NHS Evidence has published Eyes on Evidence for September 2011. This issue includes the results of a meta-analysis into the risks and benefits of aspirin treatment for the primary prevention of cardiovascular disease.
This most recent study was published in the American Heart Journal. Nine trials involving 102,621 patients that ran for an average of 6.9 years were reviewed.

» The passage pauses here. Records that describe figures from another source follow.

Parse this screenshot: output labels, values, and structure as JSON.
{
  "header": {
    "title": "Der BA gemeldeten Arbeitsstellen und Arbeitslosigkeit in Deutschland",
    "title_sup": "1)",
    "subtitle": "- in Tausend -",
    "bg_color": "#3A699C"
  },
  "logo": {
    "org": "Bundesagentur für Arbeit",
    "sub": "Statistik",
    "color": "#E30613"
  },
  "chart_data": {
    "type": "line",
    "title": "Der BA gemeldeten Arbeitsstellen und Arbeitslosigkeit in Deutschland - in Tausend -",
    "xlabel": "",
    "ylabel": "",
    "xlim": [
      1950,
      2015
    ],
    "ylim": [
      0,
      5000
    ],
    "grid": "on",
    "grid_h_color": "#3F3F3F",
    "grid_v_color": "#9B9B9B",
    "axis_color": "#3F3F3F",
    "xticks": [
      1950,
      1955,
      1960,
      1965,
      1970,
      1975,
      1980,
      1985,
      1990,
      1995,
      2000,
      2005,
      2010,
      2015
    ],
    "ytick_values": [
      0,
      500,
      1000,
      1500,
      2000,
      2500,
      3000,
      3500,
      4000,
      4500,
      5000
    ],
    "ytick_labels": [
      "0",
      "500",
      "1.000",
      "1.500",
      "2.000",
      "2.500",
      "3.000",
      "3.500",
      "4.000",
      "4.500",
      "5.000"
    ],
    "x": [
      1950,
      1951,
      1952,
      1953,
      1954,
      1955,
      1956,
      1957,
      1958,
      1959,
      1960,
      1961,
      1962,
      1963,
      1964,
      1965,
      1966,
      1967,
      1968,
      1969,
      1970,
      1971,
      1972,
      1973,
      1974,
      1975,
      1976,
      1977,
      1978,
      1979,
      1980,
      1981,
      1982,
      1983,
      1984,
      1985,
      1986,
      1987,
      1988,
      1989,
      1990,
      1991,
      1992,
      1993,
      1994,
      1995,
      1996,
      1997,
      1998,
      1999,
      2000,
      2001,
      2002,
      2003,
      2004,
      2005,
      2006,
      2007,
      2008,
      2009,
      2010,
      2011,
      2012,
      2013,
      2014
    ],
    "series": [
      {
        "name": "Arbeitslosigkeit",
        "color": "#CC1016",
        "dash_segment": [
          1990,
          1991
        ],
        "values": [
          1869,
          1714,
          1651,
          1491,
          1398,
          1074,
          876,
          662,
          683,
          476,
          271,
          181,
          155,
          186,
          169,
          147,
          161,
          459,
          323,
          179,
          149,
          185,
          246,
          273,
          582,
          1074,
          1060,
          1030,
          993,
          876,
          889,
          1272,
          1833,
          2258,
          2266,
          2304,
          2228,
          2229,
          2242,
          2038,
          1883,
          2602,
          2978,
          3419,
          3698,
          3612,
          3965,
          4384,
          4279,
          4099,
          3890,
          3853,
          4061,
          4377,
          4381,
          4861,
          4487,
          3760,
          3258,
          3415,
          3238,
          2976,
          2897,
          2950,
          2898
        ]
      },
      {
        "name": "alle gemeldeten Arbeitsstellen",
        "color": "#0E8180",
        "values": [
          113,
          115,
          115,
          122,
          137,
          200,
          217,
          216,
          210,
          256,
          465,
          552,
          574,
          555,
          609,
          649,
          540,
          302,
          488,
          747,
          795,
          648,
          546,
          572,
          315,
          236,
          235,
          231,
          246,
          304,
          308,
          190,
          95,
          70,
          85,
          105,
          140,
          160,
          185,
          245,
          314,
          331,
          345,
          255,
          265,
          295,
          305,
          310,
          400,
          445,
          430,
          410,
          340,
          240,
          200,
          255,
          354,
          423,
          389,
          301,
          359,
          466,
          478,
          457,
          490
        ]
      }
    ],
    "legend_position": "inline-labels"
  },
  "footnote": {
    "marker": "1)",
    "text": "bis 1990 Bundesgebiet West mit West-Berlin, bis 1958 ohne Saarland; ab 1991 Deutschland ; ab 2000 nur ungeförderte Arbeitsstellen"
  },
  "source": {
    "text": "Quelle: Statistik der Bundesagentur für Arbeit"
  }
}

Aspirin treatment was associated with a reduction in the composite primary outcome of major cardiovascular events (risk ratio [RR] 0.90, 95% CI 0.85-0.96, P<0.001) but there was no significant reduction for the individual outcomes of myocardial infarction, stroke, ischaemic stroke or all-cause mortality.
Conversely, there was an increased risk of haemorrhagic stroke (RR 1.35, 95% CI 1.01-1.81, P=0.04) and major bleeding (RR 1.62, 95% CI 1.31-2.00, P<0.001).
The authors also summarise this data over a 5 year period noting that for every 1,000 patients treated aspirin would prevent 2.9 major cardiovascular events but cause 2.8 major bleeds.
The authors conclude that, "the evidence provides only modest support for a benefit of aspirin in patients without clinical cardiovascular disease, which is offset by its risk".
NHS Evidence also notes that current 'PolyPill' trials have explicitly not included aspirin in the studies, instead opting for a combination of statins and antihypertensive agents. It is also noted that secondary prevention is a different matter as aspirin is linked with a 15% reduction in subsequent events in such patients.
Action: Clinicians should be aware of UK policy to not use aspirin for primary prevention. Eyes on Evidence may also be a useful resource in maintaining up to date knowledge.